Sunday, November 7, 2010

L5 - Tonal Influences

As we excitedly approach production, I'd like to take a second to talk about that ever mysterious element of any film:

Tone.

It is, without a doubt, one of the most difficult aspects of a series to pin down successfully. So often miscast with a plot or character, tone can either be a story’s greatest asset or hindrance.

That is why it was essential that when Stanley and I set out to make L5 a reality one of the most important discussions we had regarding overall series was its tone. These discussions also gave us a chance to revisit some of our favorite films and stories both in and out of the sci-fi genre in search of what felt right for our story.

Here are a few we explored:

2001: A Space Odyssey

The quintessential science fiction film, a masterpiece on every level, it mostly garners praise for its stunning eminence, timeless themes, and breathtaking visuals. Yet, at its core, what Kubrick captured (among many things) was the utter isolation and paranoia of the unknown, the celestial, and of experiences beyond our mortal comprehension: Moments never fully spoken or shown, but felt. It is those elements of mystique and wonder that has audiences rediscover the film every generation and those elements which we hope to emulate.

Lawrence of Arabia

Replace space with the desert and a spacesuit with a thawb and you have one of my favorite films and major influences for the story. What another iconic director, David Lean, captured in the desert was a sense of space and being lost and then consumed by it. Of all the major battles Lawrence fights in the desert the most brutal is with himself and his own legend, and it’s a battle of which were never sure of the outcome. The film runs the gamut when it comes to Lawrence’s struggles: Overcoming impossible odds while maintaining any sort of sanity, being surrounded by admirers yet feeling totally alone, Feeling trapped by the vastness of the desert. The film is more than just an exemplary epic, it is one of the grandest character studies in movie history.

A.I.: Artificial Intelligence

When we think of A.I.(or Artificial Intelligence) – that is if we think of it at all – we usually recall blinking lights and slow, emotionless droning voices wither eerily calm or near demonic.

No doubt there has been a trend of typecasting in this regard. The A.I. of the movies have become the equivalent of the fat best friend or jock villain, Jarvis in Iron Man or the Terminator in its namesake.
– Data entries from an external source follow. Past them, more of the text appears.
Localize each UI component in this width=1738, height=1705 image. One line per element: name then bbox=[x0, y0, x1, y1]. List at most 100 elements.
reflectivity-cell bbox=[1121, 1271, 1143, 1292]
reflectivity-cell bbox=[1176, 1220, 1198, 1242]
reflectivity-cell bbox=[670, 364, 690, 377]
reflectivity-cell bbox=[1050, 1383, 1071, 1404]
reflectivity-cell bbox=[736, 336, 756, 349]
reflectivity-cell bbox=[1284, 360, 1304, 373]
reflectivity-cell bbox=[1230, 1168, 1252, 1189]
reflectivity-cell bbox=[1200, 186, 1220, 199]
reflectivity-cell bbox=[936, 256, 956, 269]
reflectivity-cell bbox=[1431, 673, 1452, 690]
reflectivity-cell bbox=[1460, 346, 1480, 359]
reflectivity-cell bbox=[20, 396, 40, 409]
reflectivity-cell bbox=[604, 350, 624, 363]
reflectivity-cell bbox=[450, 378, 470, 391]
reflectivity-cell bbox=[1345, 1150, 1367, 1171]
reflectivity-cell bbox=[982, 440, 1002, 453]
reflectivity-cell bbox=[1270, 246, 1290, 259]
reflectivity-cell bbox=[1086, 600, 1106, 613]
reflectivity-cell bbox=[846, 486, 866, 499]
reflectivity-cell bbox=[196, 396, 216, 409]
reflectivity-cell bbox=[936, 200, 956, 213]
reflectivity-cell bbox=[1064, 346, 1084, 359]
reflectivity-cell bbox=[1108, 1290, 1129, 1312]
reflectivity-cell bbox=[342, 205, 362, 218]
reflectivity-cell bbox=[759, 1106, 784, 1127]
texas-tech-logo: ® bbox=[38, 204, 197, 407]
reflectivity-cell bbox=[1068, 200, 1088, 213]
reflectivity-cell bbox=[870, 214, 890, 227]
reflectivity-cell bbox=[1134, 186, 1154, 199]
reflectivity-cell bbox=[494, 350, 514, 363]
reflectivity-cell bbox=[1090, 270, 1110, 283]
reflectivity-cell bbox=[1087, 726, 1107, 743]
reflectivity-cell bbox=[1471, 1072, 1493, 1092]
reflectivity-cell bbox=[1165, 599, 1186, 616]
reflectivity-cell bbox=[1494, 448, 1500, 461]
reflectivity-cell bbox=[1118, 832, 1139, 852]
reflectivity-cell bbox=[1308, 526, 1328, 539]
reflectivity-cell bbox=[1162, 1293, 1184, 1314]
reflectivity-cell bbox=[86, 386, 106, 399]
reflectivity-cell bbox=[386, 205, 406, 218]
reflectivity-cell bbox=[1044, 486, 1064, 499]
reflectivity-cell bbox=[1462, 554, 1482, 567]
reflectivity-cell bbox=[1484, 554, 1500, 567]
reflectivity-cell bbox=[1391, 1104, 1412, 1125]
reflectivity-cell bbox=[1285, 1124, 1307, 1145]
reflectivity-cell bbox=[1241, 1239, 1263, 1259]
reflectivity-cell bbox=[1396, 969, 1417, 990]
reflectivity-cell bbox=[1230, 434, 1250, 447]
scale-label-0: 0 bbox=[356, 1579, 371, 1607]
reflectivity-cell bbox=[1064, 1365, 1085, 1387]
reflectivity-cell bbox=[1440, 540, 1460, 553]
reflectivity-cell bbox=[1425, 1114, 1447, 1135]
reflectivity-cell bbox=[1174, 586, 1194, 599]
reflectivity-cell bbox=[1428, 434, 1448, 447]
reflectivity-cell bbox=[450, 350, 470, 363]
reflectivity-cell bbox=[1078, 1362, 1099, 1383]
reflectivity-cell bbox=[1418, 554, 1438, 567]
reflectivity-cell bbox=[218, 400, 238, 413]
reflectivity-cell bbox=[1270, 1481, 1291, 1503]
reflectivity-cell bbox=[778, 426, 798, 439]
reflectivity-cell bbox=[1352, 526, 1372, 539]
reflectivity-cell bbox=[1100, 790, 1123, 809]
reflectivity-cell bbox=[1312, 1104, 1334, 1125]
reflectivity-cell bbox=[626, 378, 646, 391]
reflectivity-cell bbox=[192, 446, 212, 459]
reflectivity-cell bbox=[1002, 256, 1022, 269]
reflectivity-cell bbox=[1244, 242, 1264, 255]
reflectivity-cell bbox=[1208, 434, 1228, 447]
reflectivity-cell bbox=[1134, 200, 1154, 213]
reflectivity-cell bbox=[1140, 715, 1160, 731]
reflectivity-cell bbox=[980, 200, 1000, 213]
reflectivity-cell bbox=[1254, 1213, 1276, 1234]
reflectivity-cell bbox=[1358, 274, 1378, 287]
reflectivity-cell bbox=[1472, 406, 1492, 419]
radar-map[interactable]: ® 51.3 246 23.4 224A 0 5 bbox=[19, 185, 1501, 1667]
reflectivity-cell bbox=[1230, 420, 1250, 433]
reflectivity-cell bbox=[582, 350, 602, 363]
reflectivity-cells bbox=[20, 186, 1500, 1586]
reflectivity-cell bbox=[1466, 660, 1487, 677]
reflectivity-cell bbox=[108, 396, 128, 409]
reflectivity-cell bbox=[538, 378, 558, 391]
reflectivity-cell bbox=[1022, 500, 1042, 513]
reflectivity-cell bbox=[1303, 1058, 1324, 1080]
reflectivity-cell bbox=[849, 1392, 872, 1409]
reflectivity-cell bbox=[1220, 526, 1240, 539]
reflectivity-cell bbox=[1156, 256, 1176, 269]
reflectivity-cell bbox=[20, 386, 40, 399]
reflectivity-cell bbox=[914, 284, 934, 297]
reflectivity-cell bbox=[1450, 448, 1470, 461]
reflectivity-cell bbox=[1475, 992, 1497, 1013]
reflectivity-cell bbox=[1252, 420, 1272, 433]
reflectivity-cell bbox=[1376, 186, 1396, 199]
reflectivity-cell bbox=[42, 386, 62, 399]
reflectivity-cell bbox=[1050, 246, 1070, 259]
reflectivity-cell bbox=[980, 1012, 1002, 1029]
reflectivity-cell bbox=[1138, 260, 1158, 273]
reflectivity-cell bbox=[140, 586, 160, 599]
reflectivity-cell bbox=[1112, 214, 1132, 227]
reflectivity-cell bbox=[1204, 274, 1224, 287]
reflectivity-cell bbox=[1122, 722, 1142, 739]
Yet, in Steven Spielberg’s (at times uneven) masterpiece, A.I., we get a glimpse of the world through a robot’s eyes. The story follows perpetually young and innocent David as he tries to understand the human world and attempt to become a real boy himself, the film was the first time I saw (other than moments in Blade Runner) robots and machines treated as beings with thoughts and feelings. It is a compelling experience and something that forces us to turn a mirror on ourselves and view out own humanity.

This theme of the AI – human relationship was an important aspect for Stanley in regards to Clarke, our ship’s AI, and friend to the crew. We wanted more than just a drone voice parroting back orders, we wanted a fellow crew member and an individual aboard who has a unique form of love and compassion for his human crewmates.

These are but a sample of many, many great films that we’ve looked to and I hope that L5 will do them proud.